Games also are incorporated for younger participants. This is done in hopes students will associate fun with exercise, especially as they age.
“There’s going to be a transition from fun, as in games and working out, to fun becoming stronger and more capable lifters,” he said. “I think that’s where our big transition’s going to occur.”
Seven-year-old participant Jaiden Strickland struggled at first in the class, but grandmother Patty Strickland said he now looks forward to attending and shows her what he learns afterward.
“He likes it,” she said. “I think it’s good to get the energy out, and it gives him a safe place to play. It keeps him from being in front of the TV.”
Megan Wilson, mother of 7-year-old participant Hunter Wilson, said Hunter enjoys being active and has participated in several YMCA classes.
“Hunter is definitely not one to sit around,” Megan said of Hunter. “She wants to be involved.”
The class participant also enjoys demonstrating what she learned to her two younger sisters.
“It teaches them a healthy lifestyle,” Megan said.
Alexis Peterson, 11, said she likes the exercises.
Tytin, 7, said it’s fun to get out of the house, and her favorite part is dodgeball.
Bergstrom said he can tell the children enjoy the class, especially because many are requesting classes continue through Christmas break.

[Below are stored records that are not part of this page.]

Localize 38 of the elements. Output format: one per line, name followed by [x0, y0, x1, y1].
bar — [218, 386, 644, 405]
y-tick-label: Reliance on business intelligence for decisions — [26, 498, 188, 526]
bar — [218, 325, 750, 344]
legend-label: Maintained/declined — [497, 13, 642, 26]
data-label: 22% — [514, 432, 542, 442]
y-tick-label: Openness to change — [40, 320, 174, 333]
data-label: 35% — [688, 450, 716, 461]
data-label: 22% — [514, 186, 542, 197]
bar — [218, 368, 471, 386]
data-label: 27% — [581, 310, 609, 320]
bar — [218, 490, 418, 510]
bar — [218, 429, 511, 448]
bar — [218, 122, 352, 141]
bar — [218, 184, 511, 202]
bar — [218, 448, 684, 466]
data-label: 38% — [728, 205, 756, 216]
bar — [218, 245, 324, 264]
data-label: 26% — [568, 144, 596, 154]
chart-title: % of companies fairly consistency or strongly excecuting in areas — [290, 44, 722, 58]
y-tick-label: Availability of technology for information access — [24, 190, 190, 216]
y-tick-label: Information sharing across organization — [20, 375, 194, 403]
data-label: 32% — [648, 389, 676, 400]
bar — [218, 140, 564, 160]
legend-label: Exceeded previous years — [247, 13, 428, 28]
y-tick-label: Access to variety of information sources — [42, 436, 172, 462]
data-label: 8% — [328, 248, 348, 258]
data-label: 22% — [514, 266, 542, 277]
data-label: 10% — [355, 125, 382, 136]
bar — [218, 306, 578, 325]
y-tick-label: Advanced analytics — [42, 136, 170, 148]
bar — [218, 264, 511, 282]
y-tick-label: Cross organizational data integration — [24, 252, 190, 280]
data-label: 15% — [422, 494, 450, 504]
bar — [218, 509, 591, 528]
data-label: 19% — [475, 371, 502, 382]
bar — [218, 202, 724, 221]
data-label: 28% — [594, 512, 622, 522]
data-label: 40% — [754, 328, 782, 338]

“That’s the overarching theme for these kids, that it’s starting to be something they look forward to,” he said. “It’s a time to unleash and unwind, especially after a day of sitting in school.”
This is important especially during a time when families typically eat more.
“It’s important to work out during the holidays and continuing on,” he said. “It’s not working out when its convenient, but shooting toward that lifestyle of healthy individuals.”